Premanisme tentu saja merupakan sebuah penyakit sosial yang luar biasa berdampak pada masyarakat kita yang memang banyak dikendalikan preman. Mulai dari urusan kelola parkir, anak jalanan hingga beberapa pekerjaan lain yang terselubung. Pada konteks penangkapan Hercules, kita mesti bertanya dulu bahwa ini merupakan murni tindakan pembersihan premanisme. Bukan sebuah tindakan premanisme berkelas lainnya yang menimpa preman kelas teri. Jangan lupa bahwa di negeri ini, premanisme sudah menjadi bagian dari sistem dan preman yang paling berbahaya sesungguhnya adalah mereka yang bersembunyi dibalik jas politisi.

Premanisme kelas teri hingga kelas anak tiri seperti Hercules tentu saja tidak dapat langgeng begitu saja bila aturan hukum dan kebijakan yang ada ditegakkan. Maka kita perlu menaruh kesadaran kritis dan melihat dengan jernih, motiv dibalik penangkapan Hercules. Biarlah kiranya hukum ditegakkan dan premanisme diberantas sampai ke jaringannya. Mulai dari premanisme para aparatur negara yang korup hingga premanisme tingkat tinggi yang mampu merekayasa figur menjadi seorang malaikat atau setan. Tentu saja ini semua harus dimulai dari langkah berani membersihkan aparat hukum dari preman-preman berjubah yang suka bermain mata dengan penguasa atau pengusaha.

QUO VADIS?
Bagi saya, lepas dari persoalan hukum yang harus ditegakkan. Lagi-lagi ini merupakan rangkaian yang tak terpisah dari operasi sama rasa sama rata dari pihak yang beberapa waktu ini tengah terpojokkan di media. Bila melihat pola kisruh politik ini kita dapat melihat mulai dari kejatuhan Demokrat, kemudian penangkapan Presiden PKS, dan beberapa kasus kriminal yang dimunculkan beberapa kali pasca penetapan Anas sebagai tersangka. Berdasarkan pola ini, saya berpikir bahwa Hercules merupakan korban pertarungan politik para preman-preman berdasi. Tak bermaksud mengatakan Hercules bersih dari sangkaan, tetapi lebih dari itu Hercules dipasang diantara Anas dan Prabowo. Menutupi jejak perlawanan Anas yang tengah berupaya membacakan pada kita halaman-halaman berikut dari kasusnya hingga melancarkan serangan senyap pada tokoh yang selama ini diberitakan dekat dengan Hercules yakni Prabowo.

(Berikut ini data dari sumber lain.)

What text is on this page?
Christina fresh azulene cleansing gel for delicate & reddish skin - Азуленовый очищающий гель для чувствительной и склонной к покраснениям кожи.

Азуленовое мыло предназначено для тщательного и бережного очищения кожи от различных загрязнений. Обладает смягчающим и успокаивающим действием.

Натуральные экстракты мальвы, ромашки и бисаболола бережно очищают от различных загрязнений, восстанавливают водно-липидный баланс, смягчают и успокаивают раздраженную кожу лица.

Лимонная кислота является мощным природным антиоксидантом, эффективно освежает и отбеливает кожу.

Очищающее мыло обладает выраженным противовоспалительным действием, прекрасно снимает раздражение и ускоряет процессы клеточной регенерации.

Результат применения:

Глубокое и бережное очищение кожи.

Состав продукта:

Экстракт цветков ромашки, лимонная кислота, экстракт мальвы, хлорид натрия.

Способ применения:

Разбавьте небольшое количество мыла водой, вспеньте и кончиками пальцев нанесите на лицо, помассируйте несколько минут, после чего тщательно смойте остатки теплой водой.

Alam politik negeri ini memang tampaknya sedang mengarahkan kita pada ironi negeri para mafia. Negeri dimana preman merupakan lapisan terbawah dan mafia sebagai lapisan atas berkuasa penuh menempatkan situasi sesuai kepentingan mereka. Kita bisa menduga dengan baik kemana seluruh arus media ini akan berujung. Bagaimana pendapat anda?